No te preocupes, a ti no te afecta,
por Jorge Soley
La nueva ortodoxia de la ideología de género y el aborto se abre paso en nombre
de la libertad, pero señala como fanáticos e intolerantes a todos los que se atreven
a discrepar en público.
¿Cuántas veces hemos oído aquello de que “no te preocupes, a ti no te afecta, que cada uno viva a su
manera y todos contentos”? Una sarta de frases hechas que a duras penas tratan de camuflar la realidad.

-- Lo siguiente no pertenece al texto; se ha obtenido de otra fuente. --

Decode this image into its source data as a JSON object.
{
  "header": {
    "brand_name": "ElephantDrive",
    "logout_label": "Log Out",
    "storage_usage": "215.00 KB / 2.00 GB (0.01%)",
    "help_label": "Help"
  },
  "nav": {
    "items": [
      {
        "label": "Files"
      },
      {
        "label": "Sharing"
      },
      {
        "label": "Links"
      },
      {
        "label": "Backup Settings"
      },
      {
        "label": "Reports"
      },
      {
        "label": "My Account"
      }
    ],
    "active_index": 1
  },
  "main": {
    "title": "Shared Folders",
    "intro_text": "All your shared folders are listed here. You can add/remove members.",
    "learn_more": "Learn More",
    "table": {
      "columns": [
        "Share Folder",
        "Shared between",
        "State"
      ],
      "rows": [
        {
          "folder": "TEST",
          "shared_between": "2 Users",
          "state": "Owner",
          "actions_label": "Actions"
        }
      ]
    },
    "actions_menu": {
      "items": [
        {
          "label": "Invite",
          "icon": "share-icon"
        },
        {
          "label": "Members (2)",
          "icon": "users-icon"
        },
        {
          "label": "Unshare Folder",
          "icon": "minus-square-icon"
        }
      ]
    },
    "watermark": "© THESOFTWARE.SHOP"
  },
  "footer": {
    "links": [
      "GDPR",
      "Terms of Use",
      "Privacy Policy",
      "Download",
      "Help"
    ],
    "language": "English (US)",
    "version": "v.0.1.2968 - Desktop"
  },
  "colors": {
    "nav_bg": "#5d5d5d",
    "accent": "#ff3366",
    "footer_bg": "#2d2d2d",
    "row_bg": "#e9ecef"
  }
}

Ocurre con el aborto, que no solo elimina a un tercero inocente, sino que va corrompiendo una sociedad
que prefiere mirar hacia otro lado y hacer como si no supiera que cada año son asesinados decenas
de miles de seres humanos indefensos.
También ha ocurrido con la cuestión del matrimonio entre personas del mismo sexo: una vez más se
nos decía que de lo único que se trataba era de satisfacer los deseos de unas pocas personas a quienes
no podíamos negar la felicidad… al fin y al cabo nosotros podríamos seguir viviendo tranquilamente,
como siempre. Mentían, una vez más. No es sólo que al redefinir el matrimonio nos impiden acceder a
esa más que milenaria institución, es que cada vez es más difícil mostrarse contrario al matrimonio
entre personas del mismo sexo y no ser considerado un delincuente.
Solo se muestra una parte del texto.